(944) Regulus regulus himalayensis.
The Himalayan Goldcrest.
Regulus himalayensis Jerdon, B. of I., ii, p. 206 (1863) (N.W. Himalayas) (restricted to Srinagar). Regulus cristatus. Blanf. & Oates, i, p. 344.
Vernacular names. None recorded.
Description.— Adult male. Centre of crown flame-colour edged with bright lemon-yellow; sides of crown black ; upper parts dull olive-green, greyish on the upper back and becoming almost olive-yellow on the rump and upper tail-coverts: tail-feathers brown edged with olive-yellow; wing-coverts dark brown edged with yellowish white forming two broad bars ; quills brown edged with yellowish white and with a black patch on the base of the inner primaries; lores and round the eye greyish white; below fulvous-white, tinged with olive on the flanks and sides of breast.
Colours of soft parts. Iris dark brown; bill black; legs and claws dark greenish brown, soles of feet paler and more yellowish.
Measurements. Length about 100 mm.; wing 53 to 58 mm.; tail about 36 mm.; tarsus about 17 mm.; culmen 9 to 10 mm. Hartert gives the wing as 55 to 58.5 mm. but there are several smaller than this in the British Museum.
Adult female. Similar to the male but with the centre of the crown yellow. The sexes are about the same in size.
The young^ are like the female but brighter and paler, though with no gold crest.
The Himalayan Goldcrest has generally been separated from the European on account of its larger size and more brilliant flame-coloured crown. Neither of these alleged differences hold good. The large series in the British Museum show the same extremes of measurement in both forms and the degree of variation in the colour of the crown is also the same. On the other hand, Regulus r. regulus is a much more yellow bird above than is our Himalayan form and this quite suffices for its identification.
Distribution. The Himalayas from Afghanistan, through, Kashmir, the Simla and Garhwal Hills, Nepal, Sikkim and Bhutan to the Dafla and Abor Hills. It is not found South of the Brahmaputra but some form of Regulus is sure to be found in the higher Chin and Kachin Hills. It is also found in Western China but it is difficult to say where this form meets the dark Yunnan bird.
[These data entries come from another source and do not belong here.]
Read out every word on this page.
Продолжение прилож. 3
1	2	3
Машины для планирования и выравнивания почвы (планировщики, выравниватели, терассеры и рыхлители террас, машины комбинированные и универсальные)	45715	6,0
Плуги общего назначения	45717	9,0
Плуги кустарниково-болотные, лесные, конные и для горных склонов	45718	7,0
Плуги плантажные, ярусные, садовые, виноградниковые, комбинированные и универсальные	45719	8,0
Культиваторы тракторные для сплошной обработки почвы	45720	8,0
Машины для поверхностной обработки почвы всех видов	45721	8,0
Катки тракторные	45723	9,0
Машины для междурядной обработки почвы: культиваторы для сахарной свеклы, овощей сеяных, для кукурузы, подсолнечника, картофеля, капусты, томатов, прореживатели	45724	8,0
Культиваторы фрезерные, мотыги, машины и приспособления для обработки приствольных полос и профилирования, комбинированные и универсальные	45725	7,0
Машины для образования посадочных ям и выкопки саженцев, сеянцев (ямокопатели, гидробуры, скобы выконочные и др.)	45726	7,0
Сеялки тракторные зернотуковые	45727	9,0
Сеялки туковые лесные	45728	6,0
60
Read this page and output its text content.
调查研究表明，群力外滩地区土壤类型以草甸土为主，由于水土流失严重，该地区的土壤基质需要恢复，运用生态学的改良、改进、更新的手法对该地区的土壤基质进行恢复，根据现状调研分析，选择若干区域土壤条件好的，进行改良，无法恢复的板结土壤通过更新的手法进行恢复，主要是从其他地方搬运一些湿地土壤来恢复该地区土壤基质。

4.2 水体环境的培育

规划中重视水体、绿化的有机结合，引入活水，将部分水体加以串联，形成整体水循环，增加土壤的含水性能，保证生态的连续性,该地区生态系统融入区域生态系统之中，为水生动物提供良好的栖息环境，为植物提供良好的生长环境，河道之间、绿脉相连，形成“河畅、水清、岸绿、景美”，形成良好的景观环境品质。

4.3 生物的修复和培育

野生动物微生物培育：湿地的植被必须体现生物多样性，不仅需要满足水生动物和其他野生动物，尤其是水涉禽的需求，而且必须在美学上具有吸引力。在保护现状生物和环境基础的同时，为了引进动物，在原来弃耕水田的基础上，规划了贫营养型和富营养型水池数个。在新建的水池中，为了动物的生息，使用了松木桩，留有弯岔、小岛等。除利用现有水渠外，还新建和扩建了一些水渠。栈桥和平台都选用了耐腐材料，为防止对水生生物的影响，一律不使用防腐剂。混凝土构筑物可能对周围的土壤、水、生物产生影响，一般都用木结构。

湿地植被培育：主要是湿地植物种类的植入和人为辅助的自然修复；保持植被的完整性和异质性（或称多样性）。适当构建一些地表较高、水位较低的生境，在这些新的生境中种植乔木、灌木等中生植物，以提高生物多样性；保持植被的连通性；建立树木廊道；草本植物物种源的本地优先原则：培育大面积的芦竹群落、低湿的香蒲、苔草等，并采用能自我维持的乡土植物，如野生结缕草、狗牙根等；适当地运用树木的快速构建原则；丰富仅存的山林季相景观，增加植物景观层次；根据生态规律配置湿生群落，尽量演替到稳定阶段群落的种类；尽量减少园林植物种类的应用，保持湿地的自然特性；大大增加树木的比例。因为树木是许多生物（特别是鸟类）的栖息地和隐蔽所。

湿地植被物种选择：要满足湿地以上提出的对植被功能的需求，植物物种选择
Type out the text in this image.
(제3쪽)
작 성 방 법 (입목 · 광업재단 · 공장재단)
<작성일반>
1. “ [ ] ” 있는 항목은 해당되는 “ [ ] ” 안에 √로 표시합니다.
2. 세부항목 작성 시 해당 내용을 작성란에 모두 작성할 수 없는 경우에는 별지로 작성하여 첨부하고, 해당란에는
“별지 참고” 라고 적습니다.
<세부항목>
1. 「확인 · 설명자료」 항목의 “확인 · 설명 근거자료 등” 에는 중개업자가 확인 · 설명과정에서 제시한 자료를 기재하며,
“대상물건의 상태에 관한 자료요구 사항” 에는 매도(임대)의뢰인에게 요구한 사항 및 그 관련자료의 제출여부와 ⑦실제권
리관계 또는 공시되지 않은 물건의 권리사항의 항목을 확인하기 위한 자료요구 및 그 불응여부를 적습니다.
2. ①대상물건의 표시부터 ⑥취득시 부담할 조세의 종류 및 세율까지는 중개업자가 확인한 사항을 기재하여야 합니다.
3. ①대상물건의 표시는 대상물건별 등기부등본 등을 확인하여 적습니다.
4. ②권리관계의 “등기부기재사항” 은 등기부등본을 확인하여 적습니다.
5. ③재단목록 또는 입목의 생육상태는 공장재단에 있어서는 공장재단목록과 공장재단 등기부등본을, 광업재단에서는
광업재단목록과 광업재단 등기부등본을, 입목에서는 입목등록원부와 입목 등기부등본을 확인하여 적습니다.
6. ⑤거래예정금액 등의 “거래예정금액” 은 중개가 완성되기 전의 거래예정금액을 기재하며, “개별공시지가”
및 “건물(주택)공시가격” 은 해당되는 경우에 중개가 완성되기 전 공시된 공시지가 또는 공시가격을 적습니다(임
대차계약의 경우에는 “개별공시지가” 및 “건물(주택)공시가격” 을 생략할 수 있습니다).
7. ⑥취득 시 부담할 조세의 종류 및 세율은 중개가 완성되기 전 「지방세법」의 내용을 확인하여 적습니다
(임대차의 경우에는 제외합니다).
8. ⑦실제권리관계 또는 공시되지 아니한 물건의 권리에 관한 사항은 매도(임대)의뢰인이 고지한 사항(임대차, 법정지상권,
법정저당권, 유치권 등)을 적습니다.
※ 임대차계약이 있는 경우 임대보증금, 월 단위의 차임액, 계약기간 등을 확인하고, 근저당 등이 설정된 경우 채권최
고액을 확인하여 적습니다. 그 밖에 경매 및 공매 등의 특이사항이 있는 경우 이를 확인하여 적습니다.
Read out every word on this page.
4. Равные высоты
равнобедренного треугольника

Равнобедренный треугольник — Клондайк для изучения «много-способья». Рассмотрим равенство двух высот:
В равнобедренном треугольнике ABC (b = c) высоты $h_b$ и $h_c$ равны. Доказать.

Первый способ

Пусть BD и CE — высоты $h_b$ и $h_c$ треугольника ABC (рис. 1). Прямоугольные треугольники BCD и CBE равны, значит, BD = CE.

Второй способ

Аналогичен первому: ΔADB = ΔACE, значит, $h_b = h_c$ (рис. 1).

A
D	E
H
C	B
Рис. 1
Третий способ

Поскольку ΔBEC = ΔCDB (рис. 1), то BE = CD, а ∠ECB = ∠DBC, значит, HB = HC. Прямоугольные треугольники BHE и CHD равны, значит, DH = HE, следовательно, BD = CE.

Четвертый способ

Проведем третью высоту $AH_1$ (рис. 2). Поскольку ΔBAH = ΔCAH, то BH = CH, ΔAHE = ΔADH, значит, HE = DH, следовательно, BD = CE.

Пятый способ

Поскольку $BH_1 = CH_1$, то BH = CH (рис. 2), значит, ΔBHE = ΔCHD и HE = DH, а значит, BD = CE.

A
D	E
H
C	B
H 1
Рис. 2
Nidification. There is very little on record about the nidification of this bird. Buchanan took its eggs in the Liddar Valley in May, and Ward also obtained them in June and July in Kashmir. Whitehead found them common in the Safed Koh in Summer and took one nest with young and an addled egg on the 7th July at Batta Kandi, 10,000 ft., on a Pallida tree, 40 feet from the ground. The nest is like that of the English Goldcrest, a beautifully made hanging bag of moss, lichen, spiders' bags, etc., attached to the end of a branch of a Pine, Deodar or some other tree.
The eggs seem to be of two types. The first and most common are just like those of our English bird, i. e., they vary from pale buffy-white to pale buff or pinky-buff indistinctly freckled in a ring at the larger end with a darker shade of the same. The second type, which includes Major Whitehead's and also some taken by Mr. S. L. Whymper, has a pure white ground-colour and is boldly speckled with reddish brown—in fact, just like the egg of Phylloscopus trochiloides. Had not several collectors obtained these eggs with the birds on the nest one would have feared some mistake. The earliest eggs recorded are those taken by Buchanan in May, though few birds seem to lay until well on into June and most lay in July. The first nest ever taken however, that by Sir E. E. Buck at Royee, contained seven young on the 8th June.
The eggs average about 14.3 x 10.7 mm.
Habits: A restless energetic little bird keeping much to the higher branches of conifers, where it hunts for its insect-food in much the same manner as the Phylloscopi. Except when with its last brood of young it is not found in flocks but where one is the pair to it is always near by. Its flight is quick, strong and direct tor so small a bird and it constantly utters its Shrew-like squeak both on the wing and when feeding. It is found at all heights in Summer up to 12,000 feet and in Winter descends to 5,000 feet or lower in Kashmir and the Western Himalayas and to 3,000 feet on the Afghanistan and Baluchistan Fronter.